Minutos más tarde, mientras yo seguía intentando quitar la mancha de café de mi camisa, los cuatro hombres de la mesa se incorporaron y se fueron. Rápidamente, pagué mi cuenta, guardé las cosas en el bolso y salí a la calle: ni rastros de ellos. Volví a entrar en el bar, y vi que sobre la mesa que había ocupado Hirault había un libro breve, escrito en inglés e impresión rústica, casi artesanal: “Los pro y los contra de la existencia de un tribunal internacional que pueda condenar los delitos de lesa humanidad”.

Me acerqué a la camarera que Hirault había saludado al entrar.

—Un cliente se olvidó este libro —dije, mostrándoselo.

—Si lo deja aquí…

—No, me gustaría entregárselo en persona. Soy abogado y querría saber dónde puedo comprar uno como éste. ¿Usted lo conoce? —mentí.

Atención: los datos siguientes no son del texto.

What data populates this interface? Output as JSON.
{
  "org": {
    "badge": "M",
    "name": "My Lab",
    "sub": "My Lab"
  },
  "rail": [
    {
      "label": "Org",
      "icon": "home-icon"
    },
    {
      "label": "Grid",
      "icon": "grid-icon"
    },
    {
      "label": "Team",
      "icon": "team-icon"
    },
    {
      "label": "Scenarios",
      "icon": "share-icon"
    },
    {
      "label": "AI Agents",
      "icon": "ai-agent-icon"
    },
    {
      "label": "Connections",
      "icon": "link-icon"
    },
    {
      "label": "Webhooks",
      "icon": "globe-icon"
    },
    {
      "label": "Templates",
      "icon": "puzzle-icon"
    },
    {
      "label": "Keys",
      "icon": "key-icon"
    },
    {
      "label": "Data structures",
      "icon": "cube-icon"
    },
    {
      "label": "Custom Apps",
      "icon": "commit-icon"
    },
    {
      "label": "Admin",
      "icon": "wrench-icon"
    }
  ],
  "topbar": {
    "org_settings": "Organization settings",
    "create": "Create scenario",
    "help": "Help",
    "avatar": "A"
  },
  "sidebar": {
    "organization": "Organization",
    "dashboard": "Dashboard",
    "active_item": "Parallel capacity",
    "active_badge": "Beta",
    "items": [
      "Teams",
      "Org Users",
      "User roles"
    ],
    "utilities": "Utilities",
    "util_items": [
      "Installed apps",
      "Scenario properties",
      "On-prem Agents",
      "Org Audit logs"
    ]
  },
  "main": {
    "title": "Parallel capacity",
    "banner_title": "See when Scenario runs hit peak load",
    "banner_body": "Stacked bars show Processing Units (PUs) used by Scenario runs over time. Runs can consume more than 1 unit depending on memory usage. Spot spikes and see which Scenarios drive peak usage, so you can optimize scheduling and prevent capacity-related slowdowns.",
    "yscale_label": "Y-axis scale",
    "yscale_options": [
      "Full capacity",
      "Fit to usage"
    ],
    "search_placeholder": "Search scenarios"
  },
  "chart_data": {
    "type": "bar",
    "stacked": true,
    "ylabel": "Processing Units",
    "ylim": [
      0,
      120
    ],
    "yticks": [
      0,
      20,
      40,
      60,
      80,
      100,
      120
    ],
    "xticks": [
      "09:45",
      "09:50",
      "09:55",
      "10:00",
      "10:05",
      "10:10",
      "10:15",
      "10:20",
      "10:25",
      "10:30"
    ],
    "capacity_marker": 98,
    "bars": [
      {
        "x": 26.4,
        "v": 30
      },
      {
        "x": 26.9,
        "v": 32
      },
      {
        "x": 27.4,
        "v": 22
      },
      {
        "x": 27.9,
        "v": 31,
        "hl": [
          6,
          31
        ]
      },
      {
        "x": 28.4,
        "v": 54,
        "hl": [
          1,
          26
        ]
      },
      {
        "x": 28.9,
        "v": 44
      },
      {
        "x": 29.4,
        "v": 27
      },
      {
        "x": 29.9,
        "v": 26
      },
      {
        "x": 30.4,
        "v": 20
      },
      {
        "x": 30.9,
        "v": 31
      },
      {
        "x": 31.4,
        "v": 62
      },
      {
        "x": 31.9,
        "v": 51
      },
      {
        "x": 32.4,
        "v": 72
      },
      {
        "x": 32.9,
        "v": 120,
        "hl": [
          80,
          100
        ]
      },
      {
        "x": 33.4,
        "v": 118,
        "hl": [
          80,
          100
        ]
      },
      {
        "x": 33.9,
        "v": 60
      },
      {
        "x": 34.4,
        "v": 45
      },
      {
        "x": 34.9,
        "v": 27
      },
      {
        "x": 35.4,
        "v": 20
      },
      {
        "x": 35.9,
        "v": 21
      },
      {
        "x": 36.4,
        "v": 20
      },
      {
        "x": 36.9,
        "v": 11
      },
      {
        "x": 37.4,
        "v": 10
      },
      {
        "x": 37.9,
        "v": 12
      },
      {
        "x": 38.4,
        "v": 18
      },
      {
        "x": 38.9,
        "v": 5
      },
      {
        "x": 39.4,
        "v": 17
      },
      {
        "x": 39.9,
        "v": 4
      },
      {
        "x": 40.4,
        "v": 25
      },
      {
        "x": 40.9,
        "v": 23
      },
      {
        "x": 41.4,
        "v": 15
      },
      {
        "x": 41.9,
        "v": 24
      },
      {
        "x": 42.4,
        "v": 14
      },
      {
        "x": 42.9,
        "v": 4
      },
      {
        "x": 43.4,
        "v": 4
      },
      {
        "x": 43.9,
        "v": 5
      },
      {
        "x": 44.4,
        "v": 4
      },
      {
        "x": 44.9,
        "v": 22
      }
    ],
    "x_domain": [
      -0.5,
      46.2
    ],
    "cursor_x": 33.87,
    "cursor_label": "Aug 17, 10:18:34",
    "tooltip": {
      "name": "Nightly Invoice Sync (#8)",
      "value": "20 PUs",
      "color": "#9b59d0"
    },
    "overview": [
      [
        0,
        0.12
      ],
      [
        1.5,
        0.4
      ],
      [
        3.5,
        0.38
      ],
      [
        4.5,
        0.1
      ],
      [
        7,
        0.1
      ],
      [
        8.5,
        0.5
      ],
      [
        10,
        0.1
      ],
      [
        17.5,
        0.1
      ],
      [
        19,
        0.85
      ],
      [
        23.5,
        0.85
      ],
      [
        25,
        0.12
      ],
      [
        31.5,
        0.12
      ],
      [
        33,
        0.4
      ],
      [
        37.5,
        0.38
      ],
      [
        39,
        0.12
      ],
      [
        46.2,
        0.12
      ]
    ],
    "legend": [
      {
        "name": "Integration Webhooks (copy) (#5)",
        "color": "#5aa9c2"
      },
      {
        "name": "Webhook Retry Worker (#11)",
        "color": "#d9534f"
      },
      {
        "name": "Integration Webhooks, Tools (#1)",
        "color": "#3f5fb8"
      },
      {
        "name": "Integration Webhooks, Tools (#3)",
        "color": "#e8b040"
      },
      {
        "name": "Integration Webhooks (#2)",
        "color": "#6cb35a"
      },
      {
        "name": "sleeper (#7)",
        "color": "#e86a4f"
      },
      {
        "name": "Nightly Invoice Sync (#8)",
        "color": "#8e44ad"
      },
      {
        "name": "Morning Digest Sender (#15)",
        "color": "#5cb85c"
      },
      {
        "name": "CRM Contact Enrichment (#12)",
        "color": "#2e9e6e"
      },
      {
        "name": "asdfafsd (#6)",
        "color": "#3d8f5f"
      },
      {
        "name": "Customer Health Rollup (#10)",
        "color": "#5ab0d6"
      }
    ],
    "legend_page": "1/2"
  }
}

La chica acercó los ojos a la portada.

—No, yo estudio Artes Combinadas y…

—No, al cliente, digo. Era un muchacho vestido de negro, alto, que se sentó a esa mesa…

—René —dijo la mujer.

—Sí —dije, incapaz de contener mi ansiedad.

—Viene seguido acá. Estudia Derecho Internacional, según me dijo. Es francés.

—¿Y dónde puedo encontrarlo?

—No sabría decirle. ¿Quiere dejar el libro? Yo se lo entrego cuando vuelva.

—Por supuesto —respondí, entregándole el libro para no quedar como un ladrón y porque ella ya me había dado lo que necesitaba.

René Hirault. Francés. Donante de la cátedra de Losick. Abogado. Y nazi.

Boulard y Alex estarían orgullosos de mí.